OWOSSO, Mich. — An anti-abortion activist gunned down in a drive-by shooting was praised Wednesday as an unwavering worker for his cause, even if some people didn't agree with his approach of holding a sign depicting a dead fetus.
More than 250 people, including family, friends and other activists, gathered at an Owosso football field to remember James Pouillon, who was shot last week while holding his sign at one of his usual spots across the street from the school.
"You may not have agreed with his tactics or his methods. But you could not — not — miss his commitment or his passion," pastor David Knox of Abba's House, a local church, told those gathered at Willman Field. "Jim shouted to the world what he was living for."
Pouillon was the first of two people shot and killed Friday by 33-year-old trucker Harlan Drake, prosecutors said. Drake found Pouillon's methods irritating, especially when he'd protest near the high school, police said.
Drake is charged with first-degree murder in the deaths of Pouillon, 63, and 61-year-old gravel company owner Mike Fuoss. Drake's family says he suffers from depression and was having trouble with his medicine.
Some of those who attended Wednesday's service here about 70 miles northwest of Detroit wore shirts emblazoned with anti-abortion messages.
The service was held at the stadium to accommodate the crowd, a decision some residents criticized. The school district said it allowed the field to be used out of compassion for Pouillon's family and was not an endorsement of his views.
Mourners honor victim
Matthew Trewhella, 49, and his wife Clara drove six hours from Milwaukee with nine of their 11 children. He last saw Pouillon in August at an abortion protest at the Woodward Dream Cruise, a popular event near Detroit that celebrates car culture.
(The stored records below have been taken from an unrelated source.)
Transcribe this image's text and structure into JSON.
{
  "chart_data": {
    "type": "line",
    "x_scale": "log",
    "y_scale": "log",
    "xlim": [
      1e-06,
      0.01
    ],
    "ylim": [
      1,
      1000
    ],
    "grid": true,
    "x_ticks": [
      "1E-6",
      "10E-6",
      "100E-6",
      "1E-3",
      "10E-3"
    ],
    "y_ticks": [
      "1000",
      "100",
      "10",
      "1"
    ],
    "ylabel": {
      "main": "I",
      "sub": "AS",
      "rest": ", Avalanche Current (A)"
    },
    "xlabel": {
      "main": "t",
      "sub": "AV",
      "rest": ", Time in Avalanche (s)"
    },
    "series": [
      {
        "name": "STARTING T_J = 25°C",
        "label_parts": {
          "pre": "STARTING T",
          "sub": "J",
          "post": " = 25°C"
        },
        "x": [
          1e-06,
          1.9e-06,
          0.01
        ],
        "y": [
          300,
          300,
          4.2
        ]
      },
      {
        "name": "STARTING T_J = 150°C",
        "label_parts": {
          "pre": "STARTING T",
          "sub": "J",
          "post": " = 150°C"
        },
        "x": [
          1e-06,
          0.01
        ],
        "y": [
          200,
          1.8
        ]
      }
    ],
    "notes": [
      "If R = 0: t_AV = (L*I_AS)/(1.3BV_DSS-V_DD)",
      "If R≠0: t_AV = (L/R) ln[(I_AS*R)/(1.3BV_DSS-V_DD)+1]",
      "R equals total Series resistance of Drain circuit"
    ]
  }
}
"If every town had a Jim Pouillon in it, like Owosso did, abortion would be illegal," Trewhella said. "Most people play bingo at his age, but here he was using an oxygen tank and speaking for the unborn."
Officers from Owosso, the county sheriff's office and state police stood watch but there were no disturbances. Three trucks with anti-abortion messages and photos moved through the streets surrounding the stadium.
For more than 20 years, Pouillon protested outside schools, City Hall, the library and even the athletic field where he was remembered. The Vietnam veteran's activism began in 1988 when he traveled to Atlanta to protest abortion, his daughter, Mary Jo Pouillon, said before the service.
Asking for forgiveness
Mary Jo Pouillon said she harbors no ill will toward Drake.
"He needs Jesus just like I do," she said. Her father's body was cremated earlier this week.
Pastor Elmer Cox, of Church in the City in Lansing, began the service with a prayer, asking that the alleged gunman, Harlan Drake, "be forgiven for what he has done."
Some of those who attended the service later gathered outside a Planned Parenthood clinic in Owosso, holding up the types of signs that made Pouillon well-known here. The clinic does not perform abortions but it refers people to clinics that do.
"Peaceful protest is a hallmark of democracy, and violence should always be rejected regardless of political or social motivation at any time or location, and especially near a school," Lori Lamerand, president of Planned Parenthood of East Central Michigan, said of Pouillon's death.